The 2002 census recorded 535,140 Roma (2.5 per cent of the total population) but other estimates such as the European Commission (2004) and UNHCR (2004) both put the Roma as numbering between 1,800,000 and 2,500,000. Sixty per cent of Roma speak Romani and/or Romanian, the remainder Hungarian, German, Turkish or Bulgarian. Most Roma in Romania are Orthodox Christians, but some are Catholic or Protestant.
Roma remain under-represented at national and local levels, but EU integration and the engagement of domestic and international civil society organizations have kept their problems on the Romanian agenda. An important development remains the Decade of Roma Inclusion, initiated by the World Bank, the Open Society Institute and the Hungarian government in summer 2003, to which the Romanian government has signed up. It is set to run from 2005 to 2015 and has four priority areas: education, employment, health and housing, and two cross-cutting areas, gender and non-discrimination. To date, however, the record been mixed. In 2005 the government estimated that around 50,000 Roma lacked identity documents, which made efforts to tackle such problems as inadequate housing and unemployment that much more difficult. A new National Employment Plan, approved in August 2006, provided targeted action for minorities, including Roma, and the administrative capacity of the National Agency for Roma improved in 2006 as regional offices were being developed.
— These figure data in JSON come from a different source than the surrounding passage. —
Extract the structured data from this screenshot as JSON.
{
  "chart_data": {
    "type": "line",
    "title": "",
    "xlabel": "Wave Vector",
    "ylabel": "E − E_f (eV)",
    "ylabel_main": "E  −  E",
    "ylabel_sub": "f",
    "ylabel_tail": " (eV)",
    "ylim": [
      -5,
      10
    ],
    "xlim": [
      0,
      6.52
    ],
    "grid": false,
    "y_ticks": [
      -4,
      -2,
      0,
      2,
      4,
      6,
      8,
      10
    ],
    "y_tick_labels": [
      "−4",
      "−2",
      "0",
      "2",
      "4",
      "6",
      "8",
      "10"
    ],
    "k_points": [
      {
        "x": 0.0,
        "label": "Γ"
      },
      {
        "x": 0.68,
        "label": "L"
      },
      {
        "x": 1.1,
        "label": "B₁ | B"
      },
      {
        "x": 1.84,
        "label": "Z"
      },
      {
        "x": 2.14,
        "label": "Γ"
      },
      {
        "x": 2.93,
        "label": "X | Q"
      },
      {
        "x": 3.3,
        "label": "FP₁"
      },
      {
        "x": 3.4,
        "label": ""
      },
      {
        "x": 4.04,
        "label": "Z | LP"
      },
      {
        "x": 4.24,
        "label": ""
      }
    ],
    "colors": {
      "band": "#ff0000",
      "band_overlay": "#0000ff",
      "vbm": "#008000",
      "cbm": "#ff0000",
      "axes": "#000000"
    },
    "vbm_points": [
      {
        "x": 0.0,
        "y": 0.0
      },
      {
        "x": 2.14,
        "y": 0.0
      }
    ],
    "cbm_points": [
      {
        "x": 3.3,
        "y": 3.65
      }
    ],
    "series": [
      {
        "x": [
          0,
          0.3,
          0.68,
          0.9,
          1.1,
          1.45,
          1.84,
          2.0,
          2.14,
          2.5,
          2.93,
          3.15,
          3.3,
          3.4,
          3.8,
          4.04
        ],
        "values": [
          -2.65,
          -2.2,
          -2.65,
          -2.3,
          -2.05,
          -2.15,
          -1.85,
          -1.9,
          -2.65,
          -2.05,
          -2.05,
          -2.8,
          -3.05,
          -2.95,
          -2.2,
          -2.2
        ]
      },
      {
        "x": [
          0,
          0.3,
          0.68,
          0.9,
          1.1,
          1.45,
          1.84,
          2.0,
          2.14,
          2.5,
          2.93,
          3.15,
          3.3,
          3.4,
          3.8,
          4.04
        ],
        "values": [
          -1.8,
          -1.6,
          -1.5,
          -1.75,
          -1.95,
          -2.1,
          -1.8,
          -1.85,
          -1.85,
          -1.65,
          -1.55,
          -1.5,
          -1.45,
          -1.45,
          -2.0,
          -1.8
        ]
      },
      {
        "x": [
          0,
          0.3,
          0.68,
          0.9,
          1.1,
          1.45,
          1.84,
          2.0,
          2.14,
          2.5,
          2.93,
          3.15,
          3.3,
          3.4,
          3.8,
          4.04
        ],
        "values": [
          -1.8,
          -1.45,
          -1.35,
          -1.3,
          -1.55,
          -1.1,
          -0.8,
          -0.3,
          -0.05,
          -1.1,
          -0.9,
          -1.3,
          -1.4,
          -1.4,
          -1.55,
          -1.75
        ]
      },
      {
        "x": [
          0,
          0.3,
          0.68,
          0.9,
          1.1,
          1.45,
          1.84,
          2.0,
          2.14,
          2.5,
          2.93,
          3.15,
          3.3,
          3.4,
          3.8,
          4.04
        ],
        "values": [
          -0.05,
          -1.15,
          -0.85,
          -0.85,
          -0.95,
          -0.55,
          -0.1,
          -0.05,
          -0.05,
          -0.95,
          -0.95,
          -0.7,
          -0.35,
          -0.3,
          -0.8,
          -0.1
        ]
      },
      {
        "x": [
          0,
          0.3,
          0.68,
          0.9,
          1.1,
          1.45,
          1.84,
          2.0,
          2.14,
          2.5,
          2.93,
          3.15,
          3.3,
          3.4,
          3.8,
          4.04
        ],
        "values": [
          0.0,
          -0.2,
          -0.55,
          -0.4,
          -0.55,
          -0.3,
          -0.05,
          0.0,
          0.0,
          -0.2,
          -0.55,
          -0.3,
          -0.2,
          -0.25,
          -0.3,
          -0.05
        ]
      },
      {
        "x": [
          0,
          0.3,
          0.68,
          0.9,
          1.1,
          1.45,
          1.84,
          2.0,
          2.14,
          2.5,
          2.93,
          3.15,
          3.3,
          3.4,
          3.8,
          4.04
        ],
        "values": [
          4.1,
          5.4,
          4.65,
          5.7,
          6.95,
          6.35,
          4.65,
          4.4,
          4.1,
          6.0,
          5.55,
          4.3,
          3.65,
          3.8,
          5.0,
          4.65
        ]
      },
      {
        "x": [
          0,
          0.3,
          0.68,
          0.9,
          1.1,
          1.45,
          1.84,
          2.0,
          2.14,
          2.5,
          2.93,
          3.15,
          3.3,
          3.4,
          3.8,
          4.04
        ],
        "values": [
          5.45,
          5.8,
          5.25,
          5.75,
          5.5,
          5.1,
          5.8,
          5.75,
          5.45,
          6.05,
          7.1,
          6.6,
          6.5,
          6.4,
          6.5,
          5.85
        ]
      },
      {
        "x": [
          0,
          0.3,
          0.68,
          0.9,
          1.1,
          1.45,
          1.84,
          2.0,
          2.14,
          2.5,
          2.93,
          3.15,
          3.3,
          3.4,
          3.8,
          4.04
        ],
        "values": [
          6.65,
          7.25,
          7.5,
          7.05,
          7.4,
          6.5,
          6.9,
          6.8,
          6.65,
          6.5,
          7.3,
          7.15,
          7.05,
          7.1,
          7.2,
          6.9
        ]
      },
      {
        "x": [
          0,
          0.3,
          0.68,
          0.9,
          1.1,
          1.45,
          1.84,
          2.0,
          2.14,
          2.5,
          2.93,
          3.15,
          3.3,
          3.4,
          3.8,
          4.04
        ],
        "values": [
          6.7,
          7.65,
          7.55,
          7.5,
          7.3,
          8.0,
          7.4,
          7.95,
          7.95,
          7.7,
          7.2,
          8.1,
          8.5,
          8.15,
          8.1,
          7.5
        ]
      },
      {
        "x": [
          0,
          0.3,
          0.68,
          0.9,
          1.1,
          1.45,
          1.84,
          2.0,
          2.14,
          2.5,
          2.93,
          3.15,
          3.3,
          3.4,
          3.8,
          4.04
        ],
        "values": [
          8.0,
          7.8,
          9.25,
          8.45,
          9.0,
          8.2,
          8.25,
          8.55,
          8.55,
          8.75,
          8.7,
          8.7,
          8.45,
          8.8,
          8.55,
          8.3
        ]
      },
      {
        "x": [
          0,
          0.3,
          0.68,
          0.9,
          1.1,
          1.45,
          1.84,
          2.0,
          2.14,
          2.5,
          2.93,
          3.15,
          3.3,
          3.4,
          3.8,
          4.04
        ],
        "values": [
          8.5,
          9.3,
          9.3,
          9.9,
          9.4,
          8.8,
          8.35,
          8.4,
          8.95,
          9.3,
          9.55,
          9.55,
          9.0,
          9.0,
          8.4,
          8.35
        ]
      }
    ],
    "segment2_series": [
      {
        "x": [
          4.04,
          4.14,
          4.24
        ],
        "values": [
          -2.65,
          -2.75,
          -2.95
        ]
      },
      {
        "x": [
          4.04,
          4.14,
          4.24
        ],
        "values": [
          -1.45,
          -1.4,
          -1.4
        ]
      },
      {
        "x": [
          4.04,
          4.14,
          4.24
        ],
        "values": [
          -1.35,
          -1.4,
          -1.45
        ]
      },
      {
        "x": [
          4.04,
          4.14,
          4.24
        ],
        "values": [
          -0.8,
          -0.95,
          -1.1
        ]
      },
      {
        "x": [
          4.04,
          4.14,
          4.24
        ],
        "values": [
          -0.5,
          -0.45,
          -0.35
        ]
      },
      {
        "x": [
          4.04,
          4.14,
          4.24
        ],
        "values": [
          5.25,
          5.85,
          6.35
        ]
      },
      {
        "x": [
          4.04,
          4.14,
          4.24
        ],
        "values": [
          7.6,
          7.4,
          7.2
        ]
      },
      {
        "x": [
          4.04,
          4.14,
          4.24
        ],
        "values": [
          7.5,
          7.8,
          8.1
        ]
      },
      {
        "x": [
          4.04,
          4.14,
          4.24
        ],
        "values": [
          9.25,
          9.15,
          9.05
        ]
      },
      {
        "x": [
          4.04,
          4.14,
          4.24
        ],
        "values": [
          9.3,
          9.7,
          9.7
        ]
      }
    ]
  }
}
However, implementation is slow and the social inclusion of the Roma remains a problem; overall living conditions are still inadequate; unemployment of Roma remains high; police abuse against Roma is a persistent problem; many Roma children still face de facto segregation at school, and forced evictions continue.
In 2007, Romania's most senior officials offered reminders of the deep hostility towards Roma that still permeates much of Romanian society. In May 2007, President Traian Basescu called a reporter ‘a stinky Gypsy', a comment judged defamatory by the National Council for the Fight against Discrimination. Then in July, Prime Minister Calin Popescu Tariceanu was reported to have made remarks generalizing Roma as criminals.